Es bestand nie ein Zweifel daran, dass Nawalny wegen der gegen ihn erhobenen Anschuldigungen verurteilt werden würde, da die russischen Gerichte fest unter der Kontrolle des Kremls stehen. Im Gegensatz dazu hat Trump in den Verfahren gegen ihn eine echte Chance auf einen Freispruch, da sein Anwaltsteam die Vorwürfe und Beweise prüft.

Was Orbán betrifft, so hat er das letzte Jahrzehnt damit verbracht, der ungarischen Demokratie nach und nach das Leben zu entziehen. Es besteht kaum ein Grund, seine Gegner einzusperren, wenn das politische System bereits völlig gegen die Opposition eingestellt ist.

Im globalen Süden bleibt der Irak-Krieg die stärkste Form des Whataboutismus. Die meisten US-Politiker, darunter Biden und Trump, akzeptieren inzwischen, dass der Krieg ein Fehler war.
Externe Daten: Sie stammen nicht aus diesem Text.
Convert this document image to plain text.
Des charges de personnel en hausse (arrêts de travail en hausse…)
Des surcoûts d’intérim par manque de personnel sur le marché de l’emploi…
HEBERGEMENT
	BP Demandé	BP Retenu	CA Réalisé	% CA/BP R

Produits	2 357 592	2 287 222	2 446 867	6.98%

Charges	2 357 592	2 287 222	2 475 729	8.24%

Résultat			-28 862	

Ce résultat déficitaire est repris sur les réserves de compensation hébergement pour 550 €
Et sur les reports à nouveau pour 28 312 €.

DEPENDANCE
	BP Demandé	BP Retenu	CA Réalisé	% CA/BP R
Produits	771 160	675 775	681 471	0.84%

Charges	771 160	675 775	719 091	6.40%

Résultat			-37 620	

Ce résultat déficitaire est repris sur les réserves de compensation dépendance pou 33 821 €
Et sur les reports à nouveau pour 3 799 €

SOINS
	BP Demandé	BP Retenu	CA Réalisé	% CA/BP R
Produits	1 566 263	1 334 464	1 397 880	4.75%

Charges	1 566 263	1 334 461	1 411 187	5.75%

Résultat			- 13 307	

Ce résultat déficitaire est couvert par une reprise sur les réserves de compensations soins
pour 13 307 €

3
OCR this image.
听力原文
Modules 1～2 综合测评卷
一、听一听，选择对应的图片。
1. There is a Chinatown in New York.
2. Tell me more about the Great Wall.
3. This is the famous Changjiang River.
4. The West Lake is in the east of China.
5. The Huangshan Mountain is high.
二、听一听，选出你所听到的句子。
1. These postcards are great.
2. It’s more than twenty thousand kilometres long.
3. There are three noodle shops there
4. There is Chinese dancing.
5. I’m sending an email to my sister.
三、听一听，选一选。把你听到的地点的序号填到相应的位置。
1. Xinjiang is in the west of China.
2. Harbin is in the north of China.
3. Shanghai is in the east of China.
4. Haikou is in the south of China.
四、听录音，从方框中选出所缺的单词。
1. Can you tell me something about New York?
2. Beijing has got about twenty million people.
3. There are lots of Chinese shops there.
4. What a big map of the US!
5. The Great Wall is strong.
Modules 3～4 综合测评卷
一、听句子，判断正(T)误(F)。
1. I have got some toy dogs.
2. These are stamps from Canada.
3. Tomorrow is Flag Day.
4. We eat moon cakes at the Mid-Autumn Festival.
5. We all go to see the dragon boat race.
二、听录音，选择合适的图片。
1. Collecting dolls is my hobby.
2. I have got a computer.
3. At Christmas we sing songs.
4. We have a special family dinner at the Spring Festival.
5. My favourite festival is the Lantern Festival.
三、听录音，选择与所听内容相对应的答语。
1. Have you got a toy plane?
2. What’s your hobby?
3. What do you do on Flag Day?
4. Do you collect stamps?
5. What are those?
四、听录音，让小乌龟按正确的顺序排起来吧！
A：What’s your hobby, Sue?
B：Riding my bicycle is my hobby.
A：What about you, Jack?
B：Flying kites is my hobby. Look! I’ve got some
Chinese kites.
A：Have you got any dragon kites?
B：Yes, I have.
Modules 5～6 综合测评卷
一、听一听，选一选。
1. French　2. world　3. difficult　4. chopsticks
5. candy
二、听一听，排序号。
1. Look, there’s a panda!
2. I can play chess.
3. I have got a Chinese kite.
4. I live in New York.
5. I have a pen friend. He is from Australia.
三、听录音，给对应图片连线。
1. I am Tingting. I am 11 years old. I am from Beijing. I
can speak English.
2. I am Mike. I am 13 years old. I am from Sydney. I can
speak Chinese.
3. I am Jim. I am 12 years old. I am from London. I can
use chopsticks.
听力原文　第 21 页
Es hatte offensichtlich tragische Folgen. Aber es ist immer noch nicht „das Gleiche“ wie Russlands Invasion in der Ukraine.
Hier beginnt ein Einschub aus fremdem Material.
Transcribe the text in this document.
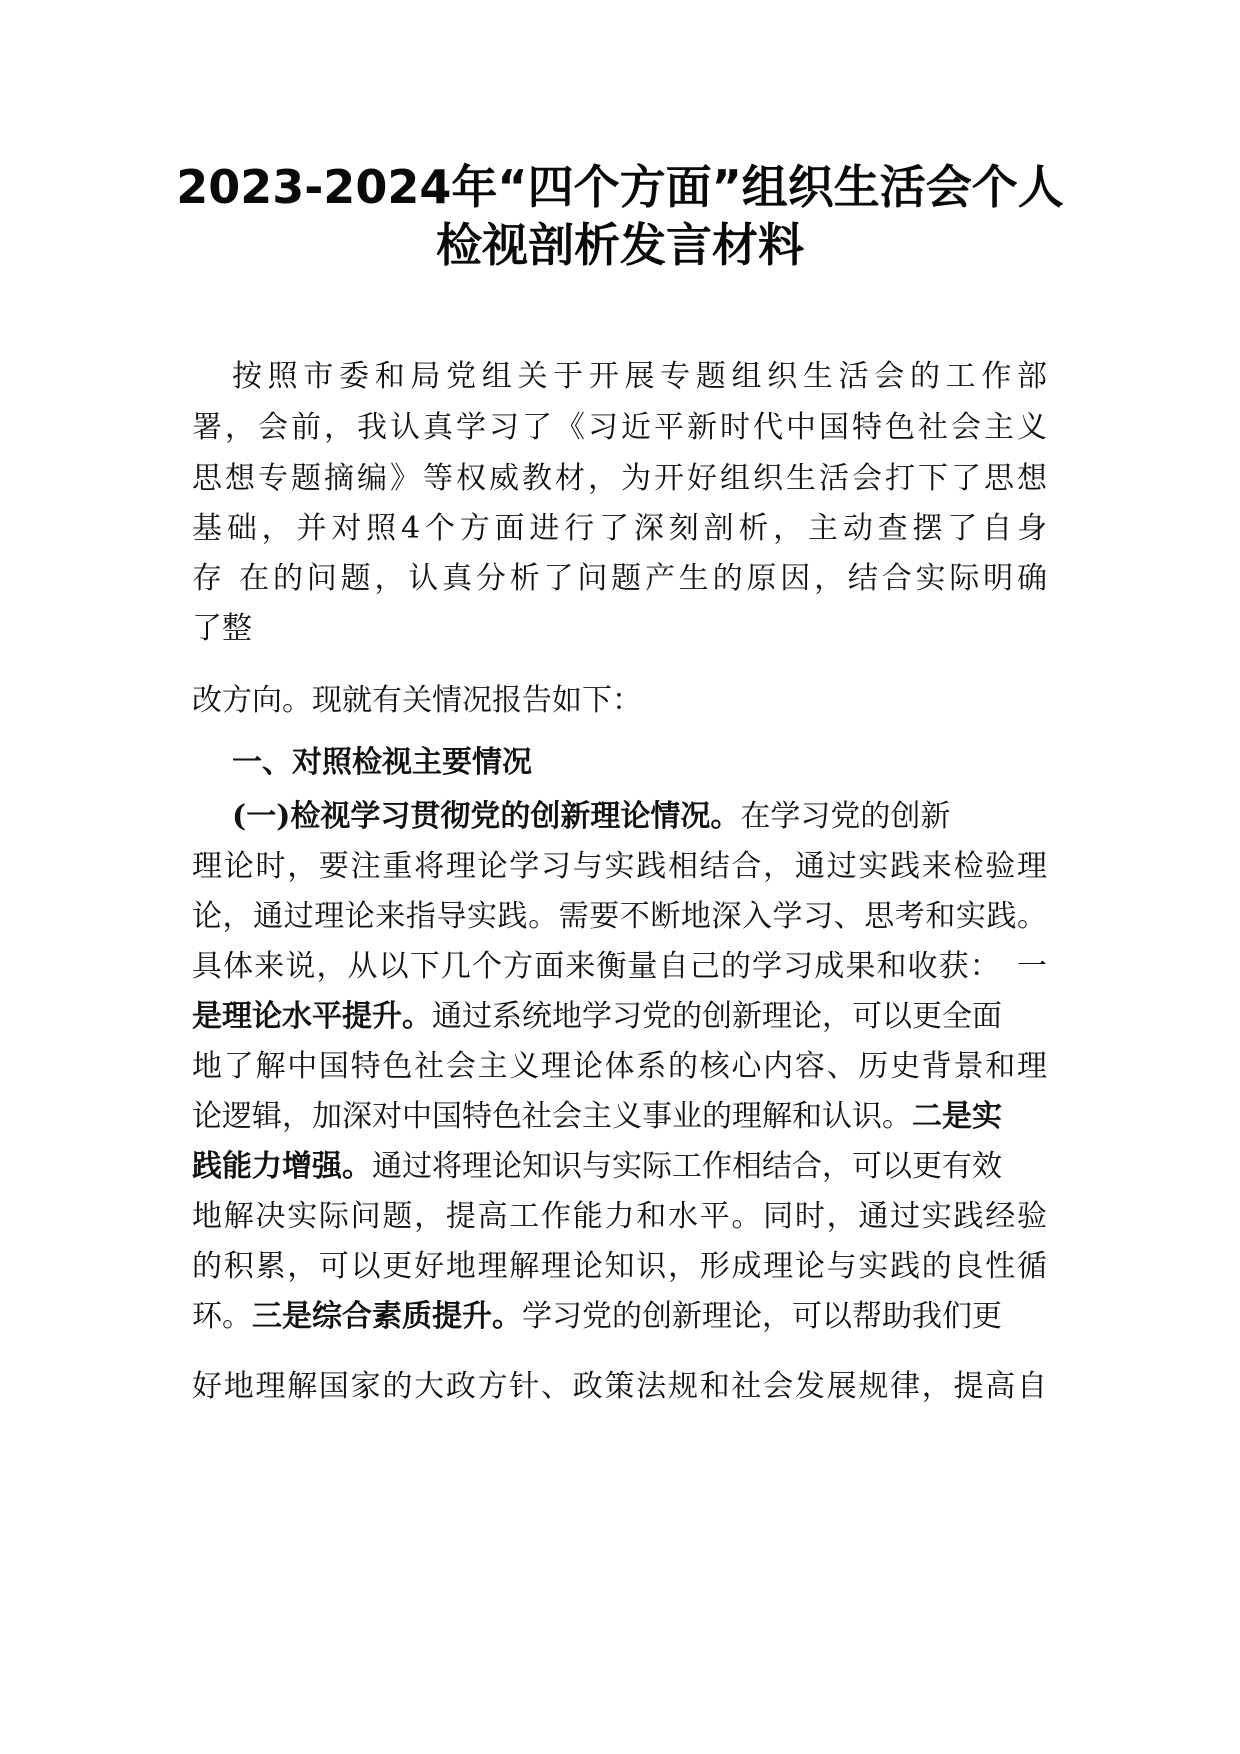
2023-2024年“四个方面”组织生活会个人
检视剖析发言材料
按照市委和局党组关于开展专题组织生活会的工作部
署，会前，我认真学习了《习近平新时代中国特色社会主义
思想专题摘编》等权威教材，为开好组织生活会打下了思想
基础，并对照4个方面进行了深刻剖析，主动查摆了自身
存 在的问题，认真分析了问题产生的原因，结合实际明确
了整
改方向。现就有关情况报告如下：
一、对照检视主要情况
(一)检视学习贯彻党的创新理论情况。在学习党的创新
理论时，要注重将理论学习与实践相结合，通过实践来检验理
论，通过理论来指导实践。需要不断地深入学习、思考和实践。
具体来说，从以下几个方面来衡量自己的学习成果和收获：　一
是理论水平提升。通过系统地学习党的创新理论，可以更全面
地了解中国特色社会主义理论体系的核心内容、历史背景和理
论逻辑，加深对中国特色社会主义事业的理解和认识。二是实
践能力增强。通过将理论知识与实际工作相结合，可以更有效
地解决实际问题，提高工作能力和水平。同时，通过实践经验
的积累，可以更好地理解理论知识，形成理论与实践的良性循
环。三是综合素质提升。学习党的创新理论，可以帮助我们更
好地理解国家的大政方针、政策法规和社会发展规律，提高自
Saddam Husseins Irak war eine brutale Diktatur, die für Massengräueltaten verantwortlich war. Die Ukraine war eine friedliche Demokratie. Die USA hatten nicht die Absicht, den Irak zu annektieren. Russland hingegen will die Unabhängigkeit der Ukraine auslöschen und hat große Teile ihres Territoriums annektiert.

Erwarte ich, dass diese Punkte den Sieg der Vernunft, der Gerechtigkeit und der Demokratie sichern werden? Offensichtlich nicht. Selbst unter denjenigen, die sich in gutem Glauben an diesen Debatten beteiligen, gibt es Menschen, die nicht überzeugt sind. Viele andere lassen sich nicht beeinflussen, weil ihre Positionen von Emotionen oder Eigeninteressen bestimmt und durch falsche Informationen oder Propaganda untermauert werden.

Es ist unrealistisch zu erwarten, dass begründete Argumente alle Formen des Whataboutismus besiegen können. Der sicherste Weg, die Debatte zu verlieren, besteht jedoch darin, sich überhaupt nicht darauf einzulassen.